I'm still seeing these 11051 errors on one of my secondaries ... seems similar to what grnetcomss was seeing. I corrected the ntp and timezone issues, but one ACS appliance does not appear to be doing any successful authentications and only logging the 11051 errors in the RADIUS authentication log. Distributed System Management says its OK and replication status is "UPDATED". I tried reloading it, but made no difference. Has anyone else managed to get to the bottom of this??
Finally think I've sorted it: The secondary in question had become disconnected from AD. I had to unregister it from the primary, clear the AD config, reconnect it to AD, then factory default it (it maintains it's IP config so it's OK), re-enter the license, then re-associate it with the primary. Now it's all green :-).
I found that my clock had reset to UTC time and therefore was not communication with Active DIrectory
. Once I reset the clock and NTP server, everything worked again.
I also had this problem ... Found that a couple of the secondaries had wrong timezone and no NTP set. From the command line:
clock timezone Australia/Brisbane
You then need to restart ACS.
It's all good now ... Thanks for pointing me in the right direction :-)

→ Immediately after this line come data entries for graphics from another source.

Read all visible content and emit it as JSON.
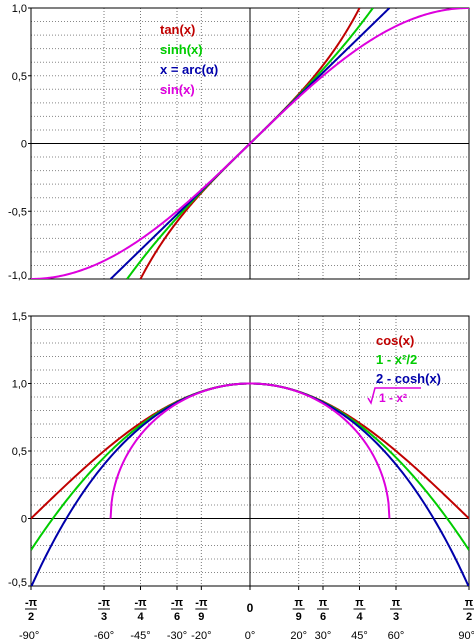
{
  "chart_data": [
    {
      "type": "line",
      "x_unit": "radian",
      "xlim": [
        -1.5708,
        1.5708
      ],
      "ylim": [
        -1.0,
        1.0
      ],
      "y_ticks": [
        {
          "v": 1.0,
          "label": "1,0"
        },
        {
          "v": 0.5,
          "label": "0,5"
        },
        {
          "v": 0.0,
          "label": "0"
        },
        {
          "v": -0.5,
          "label": "-0,5"
        },
        {
          "v": -1.0,
          "label": "-1,0"
        }
      ],
      "grid": true,
      "legend_position": "top-center",
      "series": [
        {
          "name": "tan(x)",
          "color": "#c00000",
          "fn": "tan",
          "x": [
            -0.7854,
            -0.6,
            -0.4,
            -0.2,
            0,
            0.2,
            0.4,
            0.6,
            0.7854
          ],
          "y": [
            -1.0,
            -0.684,
            -0.423,
            -0.203,
            0,
            0.203,
            0.423,
            0.684,
            1.0
          ]
        },
        {
          "name": "sinh(x)",
          "color": "#00cc00",
          "fn": "sinh",
          "x": [
            -0.8814,
            -0.6,
            -0.3,
            0,
            0.3,
            0.6,
            0.8814
          ],
          "y": [
            -1.0,
            -0.637,
            -0.305,
            0,
            0.305,
            0.637,
            1.0
          ]
        },
        {
          "name": "x = arc(α)",
          "color": "#0000aa",
          "fn": "identity",
          "x": [
            -1.0,
            0,
            1.0
          ],
          "y": [
            -1.0,
            0,
            1.0
          ]
        },
        {
          "name": "sin(x)",
          "color": "#dd00dd",
          "fn": "sin",
          "x": [
            -1.5708,
            -1.0472,
            -0.5236,
            0,
            0.5236,
            1.0472,
            1.5708
          ],
          "y": [
            -1.0,
            -0.866,
            -0.5,
            0,
            0.5,
            0.866,
            1.0
          ]
        }
      ]
    },
    {
      "type": "line",
      "x_unit": "radian",
      "xlim": [
        -1.5708,
        1.5708
      ],
      "ylim": [
        -0.5,
        1.5
      ],
      "y_ticks": [
        {
          "v": 1.5,
          "label": "1,5"
        },
        {
          "v": 1.0,
          "label": "1,0"
        },
        {
          "v": 0.5,
          "label": "0,5"
        },
        {
          "v": 0.0,
          "label": "0"
        },
        {
          "v": -0.5,
          "label": "-0,5"
        }
      ],
      "grid": true,
      "legend_position": "right",
      "x_ticks": [
        {
          "v": -1.5708,
          "num": "-π",
          "den": "2",
          "deg": "-90°"
        },
        {
          "v": -1.0472,
          "num": "-π",
          "den": "3",
          "deg": "-60°"
        },
        {
          "v": -0.7854,
          "num": "-π",
          "den": "4",
          "deg": "-45°"
        },
        {
          "v": -0.5236,
          "num": "-π",
          "den": "6",
          "deg": "-30°"
        },
        {
          "v": -0.3491,
          "num": "-π",
          "den": "9",
          "deg": "-20°"
        },
        {
          "v": 0,
          "num": "0",
          "den": "",
          "deg": "0°"
        },
        {
          "v": 0.3491,
          "num": "π",
          "den": "9",
          "deg": "20°"
        },
        {
          "v": 0.5236,
          "num": "π",
          "den": "6",
          "deg": "30°"
        },
        {
          "v": 0.7854,
          "num": "π",
          "den": "4",
          "deg": "45°"
        },
        {
          "v": 1.0472,
          "num": "π",
          "den": "3",
          "deg": "60°"
        },
        {
          "v": 1.5708,
          "num": "π",
          "den": "2",
          "deg": "90°"
        }
      ],
      "series": [
        {
          "name": "cos(x)",
          "color": "#c00000",
          "fn": "cos",
          "x": [
            -1.5708,
            -1.0472,
            -0.5236,
            0,
            0.5236,
            1.0472,
            1.5708
          ],
          "y": [
            0,
            0.5,
            0.866,
            1.0,
            0.866,
            0.5,
            0
          ]
        },
        {
          "name": "1 - x²/2",
          "color": "#00cc00",
          "fn": "parabola",
          "x": [
            -1.5708,
            -1.0,
            -0.5,
            0,
            0.5,
            1.0,
            1.5708
          ],
          "y": [
            -0.234,
            0.5,
            0.875,
            1.0,
            0.875,
            0.5,
            -0.234
          ]
        },
        {
          "name": "2 - cosh(x)",
          "color": "#0000aa",
          "fn": "twominuscosh",
          "x": [
            -1.5708,
            -1.0,
            -0.5,
            0,
            0.5,
            1.0,
            1.5708
          ],
          "y": [
            -0.51,
            0.457,
            0.872,
            1.0,
            0.872,
            0.457,
            -0.51
          ]
        },
        {
          "name": "1 - x²",
          "color": "#dd00dd",
          "fn": "sqrt",
          "radical": true,
          "x": [
            -1.0,
            -0.8,
            -0.5,
            0,
            0.5,
            0.8,
            1.0
          ],
          "y": [
            0,
            0.6,
            0.866,
            1.0,
            0.866,
            0.6,
            0
          ]
        }
      ]
    }
  ]
}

Old thread but I'm going to go ahead and provide an update on what solved this issue for me in hopes that it will help someone out. I had a case on this issue with TAC for 4 days with no resolution. It turns out that the "server" service on one of my Windows Domain Controllers (2008 R2) was stopped. This server held the FSMO role of "PDC Emulator" so therefore authentications coming from my ACS server to AD failed. This was a difficult issue to find but none the less that is what solved it for me.